Prisoners in İmralı Prison, where PKK leader Abdullah Öcalan is kept, have not been allowed visitation rights for years. After the Turkish Constitutional Court ruled this lawful, lawyers are now bringing the case before the ECHR.

Duvar English 

Families who have been unable to visit their imprisoned relatives on İmralı Island, in Turkey’s Marmara Sea, have now brought the case before the European Court of Human Rights (ECHR), Mezopotamya news agency reported on Oct. 8. The visitation ban, which lawyers for the prisoners say violates their constitutional rights, was upheld by the Turkish Constitutional Court in April.

Abdullah Öcalan, jailed leader of the Kurdistan Workers’ Party (PKK), which Turkey considers a terrorist organization, has been imprisoned on İmralı Island for 22 years. He was last able to meet with his lawyers in May, June, and August of 2019 after being unable to meet with them for eight years. He was able to have phone calls with his brother on April 27, 2020 and March 25 of this year - the last call, however, was cut short. Öcalan is kept in solitary confinement and is essentially isolated from the outside world, conditions that have sparked numerous hunger strikes in prisons throughout the country.

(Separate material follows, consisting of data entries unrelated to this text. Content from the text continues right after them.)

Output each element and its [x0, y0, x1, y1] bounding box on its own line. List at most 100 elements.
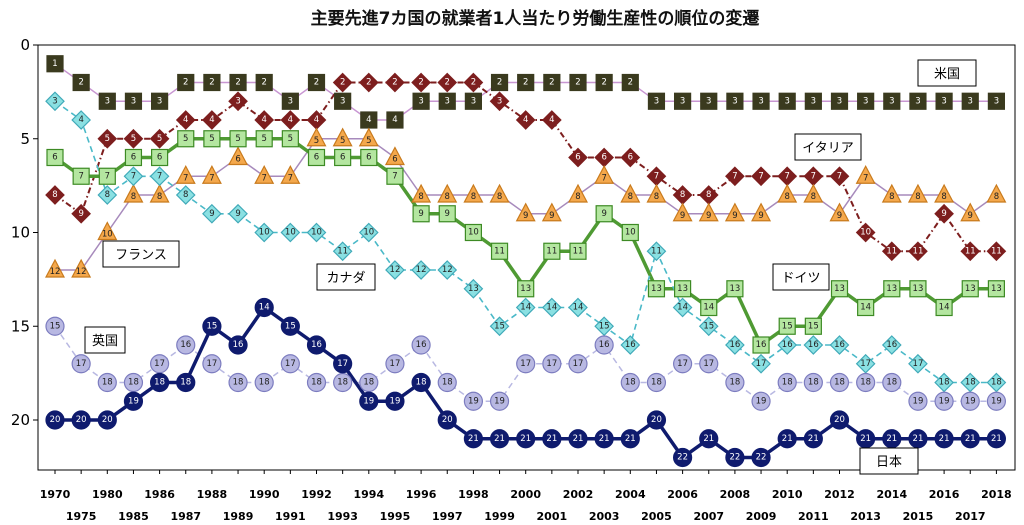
x-tick-label: 2015 [903, 510, 934, 523]
data-label: 2 [497, 78, 502, 88]
data-point: 15 [698, 316, 719, 337]
data-label: 8 [706, 190, 711, 200]
data-point: 15 [489, 316, 510, 337]
data-point: 21 [542, 429, 562, 449]
data-point: 3 [334, 92, 352, 110]
data-label: 4 [314, 115, 319, 125]
data-label: 9 [941, 209, 946, 219]
data-label: 18 [337, 378, 348, 388]
point-marker [803, 335, 824, 355]
point-marker [751, 353, 771, 374]
point-marker [437, 183, 458, 203]
point-marker [541, 202, 562, 222]
data-label: 2 [261, 78, 266, 88]
data-label: 9 [549, 211, 554, 221]
point-marker [908, 241, 928, 262]
point-marker [385, 354, 405, 374]
data-point: 9 [438, 205, 456, 223]
data-label: 21 [782, 434, 793, 444]
data-point: 18 [359, 372, 379, 393]
point-marker [698, 316, 719, 337]
point-marker [673, 92, 692, 110]
data-point: 3 [804, 92, 822, 110]
point-marker [280, 354, 300, 374]
data-point: 18 [97, 372, 117, 393]
data-label: 7 [758, 171, 763, 181]
data-label: 3 [968, 96, 973, 106]
data-label: 18 [442, 378, 453, 388]
data-point: 21 [516, 429, 536, 449]
data-label: 2 [209, 78, 214, 88]
data-label: 7 [183, 173, 188, 183]
data-point: 2 [621, 73, 639, 92]
data-point: 3 [673, 92, 692, 110]
x-tick-label: 2001 [537, 510, 568, 523]
data-label: 15 [808, 321, 819, 331]
data-point: 8 [123, 183, 144, 203]
x-tick-label: 1987 [170, 510, 201, 523]
data-point: 7 [646, 166, 667, 187]
data-label: 5 [314, 136, 319, 146]
data-point: 11 [960, 241, 981, 262]
point-marker [411, 72, 431, 93]
data-point: 5 [358, 127, 379, 147]
data-point: 4 [71, 110, 91, 130]
data-label: 18 [259, 378, 270, 388]
point-marker [909, 280, 927, 298]
point-marker [359, 391, 379, 411]
data-point: 17 [71, 354, 91, 374]
data-point: 9 [934, 203, 954, 224]
data-label: 20 [651, 415, 662, 425]
data-point: 19 [385, 391, 405, 411]
data-point: 7 [175, 164, 196, 184]
data-point: 21 [960, 429, 980, 449]
data-point: 21 [856, 429, 876, 449]
point-marker [620, 183, 641, 203]
point-marker [332, 241, 353, 262]
data-label: 7 [784, 171, 789, 181]
x-tick-label: 1998 [458, 488, 489, 501]
data-point: 11 [881, 241, 902, 262]
point-marker [45, 258, 65, 278]
data-point: 1 [46, 55, 64, 73]
point-marker [45, 185, 65, 205]
data-point: 8 [568, 183, 588, 203]
data-point: 11 [543, 242, 561, 260]
point-marker [986, 429, 1007, 449]
point-marker [411, 183, 432, 203]
data-label: 5 [235, 134, 240, 144]
point-marker [463, 429, 483, 449]
series-name-label: フランス [102, 240, 180, 268]
data-point: 16 [803, 335, 824, 355]
series-name-label: カナダ [316, 263, 376, 291]
point-marker [698, 202, 719, 222]
data-label: 14 [546, 303, 557, 313]
data-point: 13 [517, 280, 535, 298]
data-point: 2 [332, 72, 353, 93]
data-point: 19 [751, 391, 771, 411]
point-marker [620, 429, 640, 449]
data-point: 8 [907, 183, 928, 203]
point-marker [960, 429, 980, 449]
data-label: 5 [157, 134, 162, 144]
data-point: 6 [307, 148, 326, 167]
point-marker [489, 429, 510, 449]
data-label: 3 [837, 96, 842, 106]
data-point: 12 [437, 260, 458, 280]
data-label: 19 [991, 396, 1002, 406]
point-marker [935, 92, 953, 110]
data-point: 21 [777, 429, 797, 449]
data-point: 5 [123, 128, 144, 149]
point-marker [777, 183, 798, 203]
data-point: 20 [97, 410, 117, 430]
data-point: 17 [333, 354, 353, 374]
data-label: 17 [337, 359, 348, 369]
label-box [102, 240, 180, 268]
data-point: 2 [490, 73, 509, 92]
data-label: 4 [523, 115, 528, 125]
point-marker [151, 148, 169, 167]
point-marker [412, 92, 430, 110]
data-point: 16 [777, 335, 798, 355]
data-point: 18 [150, 372, 170, 393]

Hamili Yıldırım, Veysi Aktaş and Ömer Hayri Konar joined Öcalan in İmralı in 2015. The three men are, like Öcalan, kept in solitary confinement. Despite 750 applications for lawyer visitation and 350 applications for family visitation, the men have largely been kept isolated.

Since 2015, Yıldırım has been visited twice, Konar and Aktaş three times. Prior to the coup attempt of July 2016, families and lawyers were told they could not visit for logistical issues - a broken ship or poor weather, for example. After the coup attempt, the families were told that the men were under “disciplinary sanction” and could not receive visits. Since January 2021, the families have received no response at all.

Lawyers for the prisoners applied to the Bursa Judgeship and Heavy Penal Court in December 2020 to have what they said were unjust disciplinary measures against the men removed. The court rejected the application for Yıldırım, Aktaş, and Konar, at which point their lawyers applied to the Constitutional Court on the grounds that the Penal court decision was unlawful. The Constitutional Court, in April 2021, declared the applications “inadmissible” and said there had been no violation of the prisoners’ constitutional rights.

The status of Öcalan’s application is still undecided.

Having exhausted all domestic options, lawyers for Yıldırım, Aktaş, and Konar applied to the European Court of Human Rights in late September. Based on Article 90 of the Turkish Constitution, any decision made by the ECHR is legally binding in Turkey. However, in recent years, Turkey has failed to implement ECHR decisions in a series of high-profile cases, including that of jailed philanthropist Osman Kavala and former opposition Peoples' Democratic Party (HDP) co-chair Selahattin Demirtaş.